Rupiah Lebih Tahan Banting Dibanding Mata Uang Lain, Ini Buktinya
JAKARTA - Nilai tukar rupiah pada perdagangan Selasa (5/5/2026) dibuka melemah tipis ke level Rp17.420 per dolar Amerika Serikat (AS), di tengah tekanan global yang masih berlangsung.
Meski mengalami pelemahan, pergerakan rupiah dinilai tetap dalam batas wajar dan relatif lebih moderat dibandingkan sejumlah mata uang negara berkembang lainnya.
Kepala Departemen Pengelolaan Moneter dan Aset Sekuritas Bank Indonesia, Erwin G. Hutapea, menyampaikan bahwa pergerakan rupiah masih sejalan dengan mayoritas mata uang emerging market sejak awal konflik di Timur Tengah.
“Pergerakan rupiah masih sejalan dengan mayoritas mata uang emerging market lainnya,” ujar Erwin di Jakarta, Selasa (5/5/2026).
Ia menjelaskan, sejumlah mata uang tercatat mengalami pelemahan yang lebih dalam, antara lain peso Filipina sebesar 6,58 persen, baht Thailand 5,04 persen, rupee India 4,32 persen, serta peso Chile 4,24 persen.

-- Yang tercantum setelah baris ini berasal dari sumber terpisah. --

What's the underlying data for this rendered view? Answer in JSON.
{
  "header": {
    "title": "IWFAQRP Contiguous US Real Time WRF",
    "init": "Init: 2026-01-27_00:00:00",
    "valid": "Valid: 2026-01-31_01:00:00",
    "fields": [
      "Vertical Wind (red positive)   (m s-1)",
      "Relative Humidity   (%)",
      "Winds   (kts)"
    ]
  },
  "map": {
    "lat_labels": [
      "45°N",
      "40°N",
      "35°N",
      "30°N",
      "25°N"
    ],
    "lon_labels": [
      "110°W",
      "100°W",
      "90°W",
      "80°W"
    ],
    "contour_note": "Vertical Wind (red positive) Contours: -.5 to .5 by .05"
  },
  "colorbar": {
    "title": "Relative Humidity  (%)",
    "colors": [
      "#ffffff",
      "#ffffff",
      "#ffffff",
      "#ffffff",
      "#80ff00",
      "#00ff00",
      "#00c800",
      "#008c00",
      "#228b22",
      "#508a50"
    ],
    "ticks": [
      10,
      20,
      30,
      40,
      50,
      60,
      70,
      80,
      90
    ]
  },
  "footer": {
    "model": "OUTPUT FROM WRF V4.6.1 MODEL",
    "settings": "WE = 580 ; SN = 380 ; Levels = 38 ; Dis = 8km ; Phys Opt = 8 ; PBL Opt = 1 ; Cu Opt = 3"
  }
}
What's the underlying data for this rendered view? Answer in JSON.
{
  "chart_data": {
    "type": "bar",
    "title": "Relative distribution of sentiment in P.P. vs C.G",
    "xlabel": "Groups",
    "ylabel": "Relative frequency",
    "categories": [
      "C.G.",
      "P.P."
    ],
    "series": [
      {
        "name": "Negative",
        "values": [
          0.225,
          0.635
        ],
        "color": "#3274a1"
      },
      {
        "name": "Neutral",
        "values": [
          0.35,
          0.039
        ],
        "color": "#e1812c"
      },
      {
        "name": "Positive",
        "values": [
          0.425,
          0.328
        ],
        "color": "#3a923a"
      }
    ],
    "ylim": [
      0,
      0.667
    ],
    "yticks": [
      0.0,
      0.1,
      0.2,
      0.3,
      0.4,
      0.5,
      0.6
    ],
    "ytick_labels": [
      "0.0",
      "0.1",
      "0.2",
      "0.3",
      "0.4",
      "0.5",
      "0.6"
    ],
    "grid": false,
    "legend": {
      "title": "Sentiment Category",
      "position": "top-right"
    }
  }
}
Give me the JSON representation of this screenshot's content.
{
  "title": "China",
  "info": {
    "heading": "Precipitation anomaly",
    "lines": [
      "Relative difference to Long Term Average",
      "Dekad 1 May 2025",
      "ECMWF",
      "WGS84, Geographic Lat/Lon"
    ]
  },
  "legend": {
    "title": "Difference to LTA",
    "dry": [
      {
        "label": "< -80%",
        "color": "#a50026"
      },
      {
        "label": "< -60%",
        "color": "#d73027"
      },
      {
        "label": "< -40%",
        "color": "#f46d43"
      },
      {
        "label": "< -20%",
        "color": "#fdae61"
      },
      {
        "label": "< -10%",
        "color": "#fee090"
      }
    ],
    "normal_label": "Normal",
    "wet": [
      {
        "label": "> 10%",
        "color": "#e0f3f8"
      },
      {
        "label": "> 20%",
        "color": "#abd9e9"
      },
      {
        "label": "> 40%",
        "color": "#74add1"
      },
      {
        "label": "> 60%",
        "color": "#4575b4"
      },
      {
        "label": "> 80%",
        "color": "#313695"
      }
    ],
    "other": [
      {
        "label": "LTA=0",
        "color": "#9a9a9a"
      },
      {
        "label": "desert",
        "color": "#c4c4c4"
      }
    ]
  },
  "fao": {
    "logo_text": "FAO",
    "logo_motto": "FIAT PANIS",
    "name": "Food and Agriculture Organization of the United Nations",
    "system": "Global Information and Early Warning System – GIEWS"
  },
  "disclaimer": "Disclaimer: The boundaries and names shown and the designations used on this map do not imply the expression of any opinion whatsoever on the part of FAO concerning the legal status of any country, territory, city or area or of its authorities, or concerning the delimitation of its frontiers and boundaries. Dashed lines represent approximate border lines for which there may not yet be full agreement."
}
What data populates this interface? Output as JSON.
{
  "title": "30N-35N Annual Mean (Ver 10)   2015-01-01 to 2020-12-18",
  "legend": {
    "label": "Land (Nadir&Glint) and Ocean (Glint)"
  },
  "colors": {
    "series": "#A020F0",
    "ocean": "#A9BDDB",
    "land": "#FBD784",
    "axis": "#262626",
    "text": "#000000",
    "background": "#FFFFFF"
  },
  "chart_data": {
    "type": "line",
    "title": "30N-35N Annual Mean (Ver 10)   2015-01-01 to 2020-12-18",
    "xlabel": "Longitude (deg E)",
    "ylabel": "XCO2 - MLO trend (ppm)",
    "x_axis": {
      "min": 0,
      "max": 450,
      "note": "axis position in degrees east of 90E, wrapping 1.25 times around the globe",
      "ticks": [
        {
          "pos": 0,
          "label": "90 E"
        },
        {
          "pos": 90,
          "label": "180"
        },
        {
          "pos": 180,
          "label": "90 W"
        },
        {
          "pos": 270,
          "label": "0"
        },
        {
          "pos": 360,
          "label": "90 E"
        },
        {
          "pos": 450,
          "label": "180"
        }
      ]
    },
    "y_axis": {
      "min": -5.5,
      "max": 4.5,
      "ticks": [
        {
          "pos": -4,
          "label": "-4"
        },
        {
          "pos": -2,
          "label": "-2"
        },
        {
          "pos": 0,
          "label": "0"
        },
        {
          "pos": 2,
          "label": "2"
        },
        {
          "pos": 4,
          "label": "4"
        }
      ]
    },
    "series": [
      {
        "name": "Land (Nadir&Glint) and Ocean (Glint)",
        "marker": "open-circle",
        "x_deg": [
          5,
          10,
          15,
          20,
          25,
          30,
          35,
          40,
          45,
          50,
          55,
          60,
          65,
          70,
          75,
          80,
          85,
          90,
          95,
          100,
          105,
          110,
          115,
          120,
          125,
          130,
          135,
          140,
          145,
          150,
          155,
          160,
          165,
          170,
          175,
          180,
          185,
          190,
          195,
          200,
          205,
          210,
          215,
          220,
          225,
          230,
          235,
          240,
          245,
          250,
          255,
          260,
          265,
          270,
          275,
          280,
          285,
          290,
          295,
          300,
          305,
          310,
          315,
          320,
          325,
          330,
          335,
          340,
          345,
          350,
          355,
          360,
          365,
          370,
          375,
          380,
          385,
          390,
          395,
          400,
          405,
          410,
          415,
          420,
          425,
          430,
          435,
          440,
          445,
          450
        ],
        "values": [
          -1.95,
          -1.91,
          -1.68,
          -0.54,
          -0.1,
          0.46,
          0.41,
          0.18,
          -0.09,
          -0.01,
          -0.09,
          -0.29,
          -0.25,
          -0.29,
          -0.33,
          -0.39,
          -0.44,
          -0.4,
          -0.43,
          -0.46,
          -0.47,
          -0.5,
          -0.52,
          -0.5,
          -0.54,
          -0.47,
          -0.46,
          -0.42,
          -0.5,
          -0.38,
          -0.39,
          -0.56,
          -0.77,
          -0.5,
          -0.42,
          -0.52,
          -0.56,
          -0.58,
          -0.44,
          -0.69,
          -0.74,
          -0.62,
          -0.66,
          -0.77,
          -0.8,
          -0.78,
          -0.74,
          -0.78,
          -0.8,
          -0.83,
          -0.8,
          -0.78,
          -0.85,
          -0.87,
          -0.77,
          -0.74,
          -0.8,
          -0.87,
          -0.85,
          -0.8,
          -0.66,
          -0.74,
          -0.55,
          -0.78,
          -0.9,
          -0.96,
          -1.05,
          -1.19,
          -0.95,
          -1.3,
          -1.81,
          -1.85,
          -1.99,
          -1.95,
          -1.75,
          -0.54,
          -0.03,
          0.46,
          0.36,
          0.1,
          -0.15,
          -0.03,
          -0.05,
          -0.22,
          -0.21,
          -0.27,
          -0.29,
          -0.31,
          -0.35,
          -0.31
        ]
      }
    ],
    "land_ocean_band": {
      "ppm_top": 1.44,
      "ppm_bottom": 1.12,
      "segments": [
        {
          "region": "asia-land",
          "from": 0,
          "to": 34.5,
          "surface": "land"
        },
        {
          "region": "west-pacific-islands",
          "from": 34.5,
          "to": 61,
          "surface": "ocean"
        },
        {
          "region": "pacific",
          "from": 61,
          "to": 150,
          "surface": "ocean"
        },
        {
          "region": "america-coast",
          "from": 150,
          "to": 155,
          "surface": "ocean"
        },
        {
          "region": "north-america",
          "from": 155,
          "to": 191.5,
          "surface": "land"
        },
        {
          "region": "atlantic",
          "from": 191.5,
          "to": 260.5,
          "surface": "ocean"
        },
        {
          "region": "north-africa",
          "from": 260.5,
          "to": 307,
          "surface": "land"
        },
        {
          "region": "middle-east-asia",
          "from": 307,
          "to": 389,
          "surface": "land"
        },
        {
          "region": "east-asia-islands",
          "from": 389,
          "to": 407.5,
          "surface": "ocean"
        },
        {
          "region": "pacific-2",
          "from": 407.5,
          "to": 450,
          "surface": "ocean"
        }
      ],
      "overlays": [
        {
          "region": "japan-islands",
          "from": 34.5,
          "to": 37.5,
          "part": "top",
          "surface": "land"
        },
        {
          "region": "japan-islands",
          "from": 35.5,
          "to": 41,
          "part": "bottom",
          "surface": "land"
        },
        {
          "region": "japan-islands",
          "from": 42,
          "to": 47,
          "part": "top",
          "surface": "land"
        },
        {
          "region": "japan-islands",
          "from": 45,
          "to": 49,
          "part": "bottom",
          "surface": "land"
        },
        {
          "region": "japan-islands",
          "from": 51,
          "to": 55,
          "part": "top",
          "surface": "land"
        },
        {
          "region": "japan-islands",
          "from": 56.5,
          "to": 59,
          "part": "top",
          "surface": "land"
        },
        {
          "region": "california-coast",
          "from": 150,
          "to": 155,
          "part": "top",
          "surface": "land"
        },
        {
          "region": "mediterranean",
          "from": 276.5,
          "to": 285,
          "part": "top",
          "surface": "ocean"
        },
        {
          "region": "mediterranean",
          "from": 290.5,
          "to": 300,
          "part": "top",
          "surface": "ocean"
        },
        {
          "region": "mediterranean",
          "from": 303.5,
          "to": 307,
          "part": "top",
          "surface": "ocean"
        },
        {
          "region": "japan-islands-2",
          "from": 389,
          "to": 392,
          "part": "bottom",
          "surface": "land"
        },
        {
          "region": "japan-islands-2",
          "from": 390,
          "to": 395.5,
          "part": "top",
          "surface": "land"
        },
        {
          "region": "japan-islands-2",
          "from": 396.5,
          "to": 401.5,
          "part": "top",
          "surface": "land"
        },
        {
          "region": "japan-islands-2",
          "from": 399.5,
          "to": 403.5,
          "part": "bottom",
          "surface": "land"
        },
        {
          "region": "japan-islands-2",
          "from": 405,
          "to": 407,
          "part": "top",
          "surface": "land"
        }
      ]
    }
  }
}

Sementara itu, rupiah tercatat melemah sekitar 3,65 persen, lebih rendah dibandingkan sebagian besar mata uang tersebut. Adapun won Korea mencatat pelemahan sebesar 2,29 persen.
Data tersebut menunjukkan bahwa meskipun rupiah berada di kisaran Rp17.400 per dolar AS, tekanan yang terjadi masih tergolong moderat dibandingkan negara lain, baik di kawasan maupun global.
Untuk menjaga stabilitas nilai tukar, Bank Indonesia terus melakukan intervensi di pasar melalui berbagai instrumen, seperti transaksi Non-Deliverable Forward (NDF) di pasar offshore, transaksi spot dan Domestic Non-Deliverable Forward (DNDF) di pasar domestik, serta pembelian Surat Berharga Negara (SBN) di pasar sekunder.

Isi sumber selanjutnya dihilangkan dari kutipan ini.